Para aktivis yang tergabung di dalam Jaringan Gusdurian menolak secara tegas adanya pembagian konsesi tambang bagi organisasi kemasyarakatan (ormas) keagamaan.
Gusdurian merupakan kelompok beranggotakan individu, komunitas, atau lembaga yang sama-sama memiliki pemikiran untuk meneruskan perjuangan Abdurahman Wahid atau Gus Dur.
Fokus gerakan ini adalah pada isu-isu tertentu, di antaranya ketauhidan, kemanusiaan, keadilan, kesetaraan, pembebasan, kesederhanaan, persaudaraan, kesatriaan, maupun kearifan tradisi.
Inayah Wahid mewakili Pokja Keadilan Ekologi Jaringan Gusdurian dalam keterangan tertulis, Selasa (11/6) malam, tegaskan, “Gus Dur tidak pernah memberikan konsesi tambang selama menjabat sebagai kepala negara.”
Inayah kembali bilang, “Tercatat dalam sejarah bahwa Gus Dur adalah satu-satunya presiden Indonesia yang tidak pernah memberikan konsesi tambang serta melakukan moratorium penebangan hutan untuk keberlanjutan kelestarian ekosistem.”

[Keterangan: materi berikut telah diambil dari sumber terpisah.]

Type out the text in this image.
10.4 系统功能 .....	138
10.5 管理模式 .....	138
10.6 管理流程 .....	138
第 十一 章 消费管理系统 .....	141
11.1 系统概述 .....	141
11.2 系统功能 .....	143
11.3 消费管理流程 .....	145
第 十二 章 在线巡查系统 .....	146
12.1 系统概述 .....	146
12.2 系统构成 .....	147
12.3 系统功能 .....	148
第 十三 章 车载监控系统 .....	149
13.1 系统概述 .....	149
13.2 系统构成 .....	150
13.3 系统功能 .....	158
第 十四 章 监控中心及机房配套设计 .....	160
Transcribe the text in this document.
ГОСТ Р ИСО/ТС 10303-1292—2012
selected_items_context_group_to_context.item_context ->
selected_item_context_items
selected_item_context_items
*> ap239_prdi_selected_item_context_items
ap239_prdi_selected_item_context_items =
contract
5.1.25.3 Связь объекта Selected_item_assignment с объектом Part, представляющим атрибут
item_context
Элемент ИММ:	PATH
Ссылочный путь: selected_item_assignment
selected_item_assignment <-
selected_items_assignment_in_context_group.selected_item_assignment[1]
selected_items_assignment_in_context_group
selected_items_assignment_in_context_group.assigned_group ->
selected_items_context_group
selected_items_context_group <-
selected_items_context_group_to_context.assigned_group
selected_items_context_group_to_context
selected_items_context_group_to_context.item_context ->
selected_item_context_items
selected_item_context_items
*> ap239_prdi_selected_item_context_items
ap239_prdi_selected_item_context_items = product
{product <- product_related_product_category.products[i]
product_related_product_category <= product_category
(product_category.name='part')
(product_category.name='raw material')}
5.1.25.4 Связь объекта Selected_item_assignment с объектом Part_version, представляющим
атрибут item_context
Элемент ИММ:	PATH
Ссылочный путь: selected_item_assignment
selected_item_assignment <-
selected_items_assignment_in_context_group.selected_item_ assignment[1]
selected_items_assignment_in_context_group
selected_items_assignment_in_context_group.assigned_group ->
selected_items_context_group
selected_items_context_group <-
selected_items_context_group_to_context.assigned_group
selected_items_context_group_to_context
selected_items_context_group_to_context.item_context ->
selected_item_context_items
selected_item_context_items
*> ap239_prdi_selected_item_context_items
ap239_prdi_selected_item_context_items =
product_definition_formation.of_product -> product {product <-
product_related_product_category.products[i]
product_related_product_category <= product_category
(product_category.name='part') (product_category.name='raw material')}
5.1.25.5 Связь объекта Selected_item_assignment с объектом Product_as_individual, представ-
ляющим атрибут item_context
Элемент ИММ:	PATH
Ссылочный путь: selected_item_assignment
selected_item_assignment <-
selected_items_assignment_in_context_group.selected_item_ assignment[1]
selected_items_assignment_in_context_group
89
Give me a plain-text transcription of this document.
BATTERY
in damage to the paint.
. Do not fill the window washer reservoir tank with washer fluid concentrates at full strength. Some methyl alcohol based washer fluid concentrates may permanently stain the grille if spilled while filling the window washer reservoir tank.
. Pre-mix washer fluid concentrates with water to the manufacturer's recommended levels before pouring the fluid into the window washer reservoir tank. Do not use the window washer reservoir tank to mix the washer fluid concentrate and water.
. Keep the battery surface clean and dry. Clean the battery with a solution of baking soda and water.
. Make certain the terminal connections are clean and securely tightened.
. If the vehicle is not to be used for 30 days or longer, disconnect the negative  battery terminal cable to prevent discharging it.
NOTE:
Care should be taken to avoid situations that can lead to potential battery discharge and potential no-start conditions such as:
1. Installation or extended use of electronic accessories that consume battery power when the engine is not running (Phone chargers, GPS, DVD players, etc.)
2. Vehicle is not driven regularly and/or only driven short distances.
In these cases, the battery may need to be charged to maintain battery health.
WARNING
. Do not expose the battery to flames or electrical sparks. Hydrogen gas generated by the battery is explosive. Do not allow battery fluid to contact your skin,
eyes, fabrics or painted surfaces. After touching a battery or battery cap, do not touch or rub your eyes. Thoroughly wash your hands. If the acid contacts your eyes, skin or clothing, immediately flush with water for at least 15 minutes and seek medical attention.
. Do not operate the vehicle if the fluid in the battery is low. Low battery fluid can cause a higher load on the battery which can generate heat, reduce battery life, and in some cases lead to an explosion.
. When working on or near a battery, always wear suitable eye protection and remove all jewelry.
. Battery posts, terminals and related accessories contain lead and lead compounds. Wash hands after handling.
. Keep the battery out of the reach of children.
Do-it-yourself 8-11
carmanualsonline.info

Dia berkata, “Rekam jejak Gus Dur menunjukkan konsistensinya menolak industri ekstraktif yang merusak sumber daya alam dan mengeksklusi rakyat dari ruang hidupnya.”
Jaringan Gusdurian, lanjut Inayah, secara tegas mengkritisi peraturan pemerintah yang memberi izin ormas keagamaan untuk mengelola tambang batu bara dan mineral.
Komentar Inayah, “Memberi izin pada ormas keagamaan sangat bertentangan dengan UU Minerba.”
Lanjut dia, “UU menyatakan izin hanya dapat diberikan kepada badan usaha, koperasi, atau perusahaan perseorangan melalui cara lelang.”
Menurut Jaringan Gusdurian, imbuh dia, industri pertambangan di Indonesia penuh dengan tantangan lingkungan dan etika, termasuk degradasi lahan, penggundulan hutan, dan penggusuran masyarakat lokal.
Jaringan Gusdurian telah mendampingi sejumlah kasus terkait sumber daya alam, mulai dari kasus Wadas, Kendeng, Tumpang Pitu, Gorontalo, Pandak Bantul, Banjarnegara, Mojokerto, dan lainnya.
Inayah tegaskan, “Pelibatan organisasi keagamaan sebagai entitas penerima hadiah izin pertambangan oleh presiden menimbulkan diskursus tentang peran ormas.”
Kata dia, “Selama ini ormas keagaaman sebagai penjaga moral etika bangsa, kehidupan bermasyarakat dan penyelenggaraan negara. Termasuk di dalamnya kebijakan industri ekstraktif.”
Keterlibatan ormas keagamaan dalam sektor pertambangan, terang Inayah, justru menimbulkan banyak risiko turunan.
Watak organisasi keagamaan yang memiliki banyak pengikut di akar rumput, sementara industri pertambangan memiliki watak seperti di atas, membuat keterlibatan ormas keagamaan berpotensi menciptakan ketegangan sosial apabila terjadi persoalan di tingkat lokal.